なにもない部屋の真ん中に、人の形に切られた板と、そこに貼られた符だけがあった。
「ローザ……?」
思い出した。ジーク砦で、フレリヒが暗殺者の目をくらますために符を使っていたことを。ベッドに符をはりつけただけで、暗殺者たちはそこにローザが眠っていると思い込んでいた。
……おとりだったんだ。ローザは、ここにはいない。
「あら……。やっぱりそうだったのね」
背後でイリスの笑い声がした。刀を引き抜いて振り返ったルーフスに、入り口に立ったイリスと、その後ろにひかえるラフィンが笑いかけた。
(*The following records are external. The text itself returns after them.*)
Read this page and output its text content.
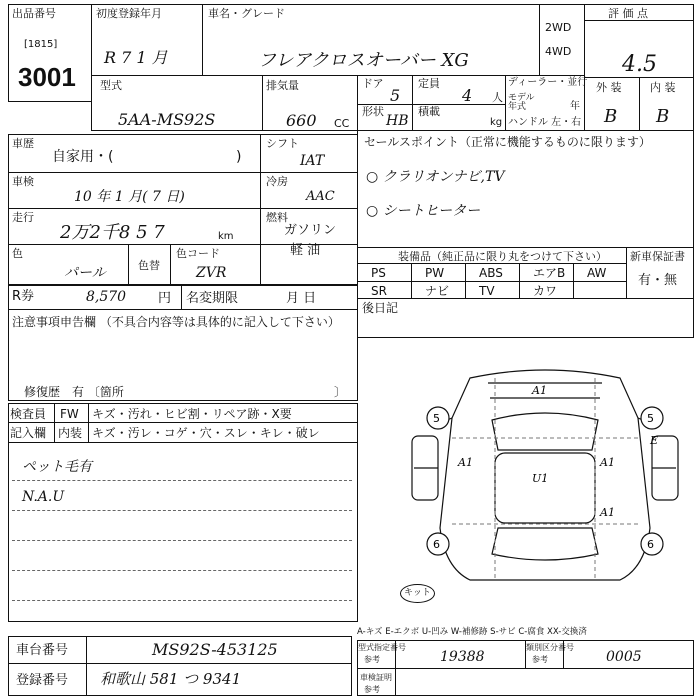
出品番号
[1815]
3001
初度登録年月
R 7 1 月
車名・グレード
フレアクロスオーバー XG
2WD
4WD
評 価 点
4.5
型式
5AA-MS92S
排気量
660 CC
ドア
5
定員
4 人
形状
HB
積載
kg
ディーラー・並行
モデル年式	年
ハンドル 左・右
外 装	内 装
B B
車歴
自家用・(	)
車検
10 年 1 月( 7 日)
走行
2万2千8 5 7	km
色
パール	色替
色コード
ZVR
シフト
IAT
冷房
AAC
燃料
ガソリン
軽 油
R券	8,570 円 名変期限	月 日
注意事項申告欄 （不具合内容等は具体的に記入して下さい）
修復歴　有 〔箇所	〕
セールスポイント（正常に機能するものに限ります）
○ クラリオンナビ,TV
○ シートヒーター
装備品（純正品に限り丸をつけて下さい）
PS	PW	ABS	エアB AW
SR	ナビ TV	カワ
新車保証書
有・無
後日記
検査員
記入欄
FW キズ・汚れ・ヒビ割・リペア跡・X要
内装 キズ・汚レ・コゲ・穴・スレ・キレ・破レ
ペット毛有
N.A.U
5	5
6	6
A1
A1
U1
A1
A1
E
キット
A-キズ E-エクボ U-凹み W-補修跡 S-サビ C-腐食 XX-交換済
車台番号	MS92S-453125
登録番号 和歌山 581 つ 9341
型式指定番号
参考	19388
類別区分番号
参考	0005
車検証明
参考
「一応来てはみたけれど、そんなことだろうと思ってたわ」
「イリス。わかってたのか?」
イリスはくすくす笑う。
「私一応、至天宮育ちなのよ? 兄さんの考えそうなことくらい、わかるわ」
ああ、そうかとルーフスは思った。イリスはだいぶ長いこと帝都で暮らしたのだ。
「イリスにとっては、あの東宮が兄さんなんだな。帝都にいる人たちが、弟や妹なんだな」
「そうよ」
「……それで」
ルーフスはかわいたのどから声をしぼり出した。
「イリスはあの人たちのこと、笑って殺せるんだな。
きょうだいでも。
……ローザでも」
「ぼっちゃま」
ラフィンが過剰な微笑で口を開いた。イリスはそれを制し、
「ローザは別よ。あの子はただ1人、同じお母様から生まれた子だもの」
赤い唇でほほえんだ。
「それに、あの子にとって私は唯一の姉なの。だから私にとっても、あの子はただ1人、特別な妹よ」
「なら、どうしてローザを苦しめるんだ」
「苦しめる?」
イリスはきょとんとし、
「まあ、ルーフスったら」
急に楽しげに笑い声を上げたので、ルーフスはあっけに取られた。
「すねてるのね。もう。
もちろんあなたの事だって特別よ。私たちがどんなにあなたを好きか、知らないんでしょう」
「何言ってるんだよ!」
ルーフスが驚きに声を上げる間に、イリスはラフィンを振り返っていた。
「いいことを考えたわ、ラフィン!」
イリスは手を打った。楽しくてたまらないという顔をしていた。
「ルーフスも連れていけばいいのよ。私とあなたと、ローザとルーフス。昔のように4人で暮らせばいいわ」
「それはようございます、姫様」
ラフィンもにこやかに答えた。
「……ですが、ルーフスぼっちゃまは完全に人間でございます。人には、月の道は通れません」
イリスは笑い声をあげた。
「そうね」
ニコリと笑ったその顔がこちらを向き、ルーフスは全身が冷たくなった。何一つ屈託のない、心の底から楽しげな笑顔だった。
「だから、浸食させればいいのよ」
白魚のような手が、すっとこちらに差しのべられた。同時に、胸に焼けつく熱さを感じた。
「……ぐあっ!」
悲鳴とともに、真っ赤なものが噴き出すのが見えた。
血だ。
胸が大きく切り裂かれ、血があふれ出している。
そしてその傷の痛み以上に、焼けつく熱さが心臓の奥に沈んで行った。背中から地面に倒れこんだ衝撃すらわからなかった。
「姫様、ひとまずそのあたりで」
ラフィンの声がする。
「一度に浸食させれば、人であるぼっちゃまは耐えられません」
「ああ、そうだったわね。ルーフスが消え失せてしまったら大変だわ」
イリスはちょっとした失敗をしたかのように笑った。
「急ぎすぎちゃだめね。それじゃまた、ルーフス。4人でまた暮らせるの、本当に楽しみ」
ケーキが焼きあがるのを待つような、幸せな笑い声がどこかに消えていった。
……痛い。心臓が熱い。それ以外何もわからない。
「おい、大丈夫か!」
騎士団長の声が遠くに聞こえ、視界のはしで符が光るような気がしたときには、意識が闇に呑まれていた。